I work in a feminist counseling collective—a dying breed in hierarchical society. It takes a lot of work to run an agency by consensus, a lot of trust in one another, a lot of taking responsibility. We’re committed to working together, through personality challenges, differences of opinion, hurt feelings, and frustrations. We show up for each other during tragedies (death, health crises, divorce) and celebrations (marriages, babies, new houses, etc.). In doing so, we come to know each other more deeply than as just office mates.
Regularly we meet for Process Meetings—a time to clear the air, address personal as well as clinical issues. It’s a time where licensed staff, interns, administrator, and supervisors come together (there’s a separate meeting where the Board joins us) to remember who we are and why we’re doing the work we’ve chosen to do. We often begin with an exercise or ritual of some sort. The most recent was a “sharing of keys.”

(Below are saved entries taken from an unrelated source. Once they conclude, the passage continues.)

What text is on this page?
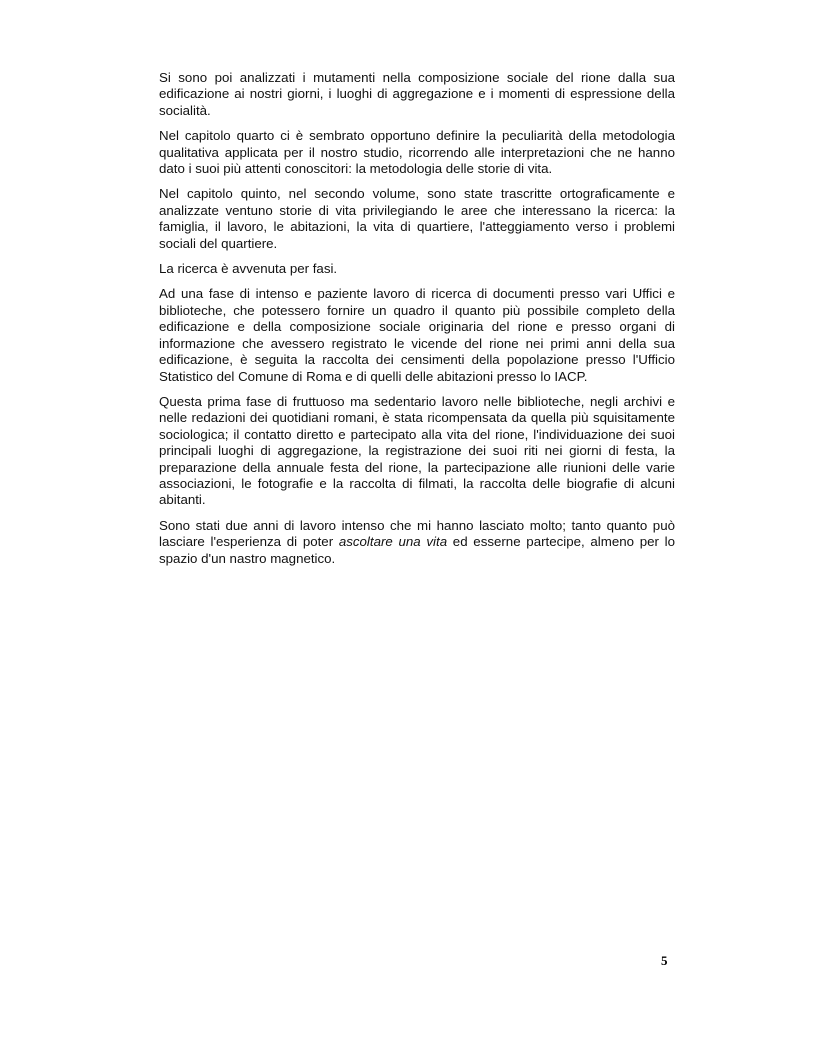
Si sono poi analizzati i mutamenti nella composizione sociale del rione dalla sua edificazione ai nostri giorni, i luoghi di aggregazione e i momenti di espressione della socialità.

Nel capitolo quarto ci è sembrato opportuno definire la peculiarità della metodologia qualitativa applicata per il nostro studio, ricorrendo alle interpretazioni che ne hanno dato i suoi più attenti conoscitori: la metodologia delle storie di vita.

Nel capitolo quinto, nel secondo volume, sono state trascritte ortograficamente e analizzate ventuno storie di vita privilegiando le aree che interessano la ricerca: la famiglia, il lavoro, le abitazioni, la vita di quartiere, l'atteggiamento verso i problemi sociali del quartiere.

La ricerca è avvenuta per fasi.

Ad una fase di intenso e paziente lavoro di ricerca di documenti presso vari Uffici e biblioteche, che potessero fornire un quadro il quanto più possibile completo della edificazione e della composizione sociale originaria del rione e presso organi di informazione che avessero registrato le vicende del rione nei primi anni della sua edificazione, è seguita la raccolta dei censimenti della popolazione presso l'Ufficio Statistico del Comune di Roma e di quelli delle abitazioni presso lo IACP.

Questa prima fase di fruttuoso ma sedentario lavoro nelle biblioteche, negli archivi e nelle redazioni dei quotidiani romani, è stata ricompensata da quella più squisitamente sociologica; il contatto diretto e partecipato alla vita del rione, l'individuazione dei suoi principali luoghi di aggregazione, la registrazione dei suoi riti nei giorni di festa, la preparazione della annuale festa del rione, la partecipazione alle riunioni delle varie associazioni, le fotografie e la raccolta di filmati, la raccolta delle biografie di alcuni abitanti.

Sono stati due anni di lavoro intenso che mi hanno lasciato molto; tanto quanto può lasciare l'esperienza di poter ascoltare una vita ed esserne partecipe, almeno per lo spazio d'un nastro magnetico.

5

Everyone was asked to take their keys from their pockets or bags or purses and lay them out in plain sight. Certainly easy enough. Then we went around the circle and shared what our collection of keys represented. I’d never of thought of a key ring as diagnostic or personally revealing until I listened to the sighs and murmurs as people fondly touched a key to a home they no longer own, or fingered several keys for which they had no recall of the source, but were unable to remove them from the ring. Eyes watered at a key that went to the first car owned, long since totaled. Keys held stories that lingered like physical memories, ancestral and firmly planted, though no longer active in the person’s life, to be cherished.
My own set of keys revealed an attachment to all things “old”: my ancient Honda—one for the door, one for the ignition; my 1953 Schwinn from my childhood that still transports me around town (to save mileage on my old Honda); the deadbolt on my parents’ home in another state that was rented out after their deaths—the locks were changed, but the key remains on my ring; and the key to my funky little cottage constructed back in the 1930s. Then there are the three keys required to get into one of my offices, and the master key that opens all the doors in the other, which I’ve always found perplexing. There’s the “quiet key” to my daughter’s house, given to me when the grandtwins were infants and would have been woken from a hard-won nap if I’d rung the doorbell. That one still makes me smile.
I noticed the smiles as we went around the circle, sharing this usually unexamined portion of our lives. Smiles and a soft moistening of eyes that comes with vulnerability in a safe environment. That’s something I value in our collective, vulnerability as a strength.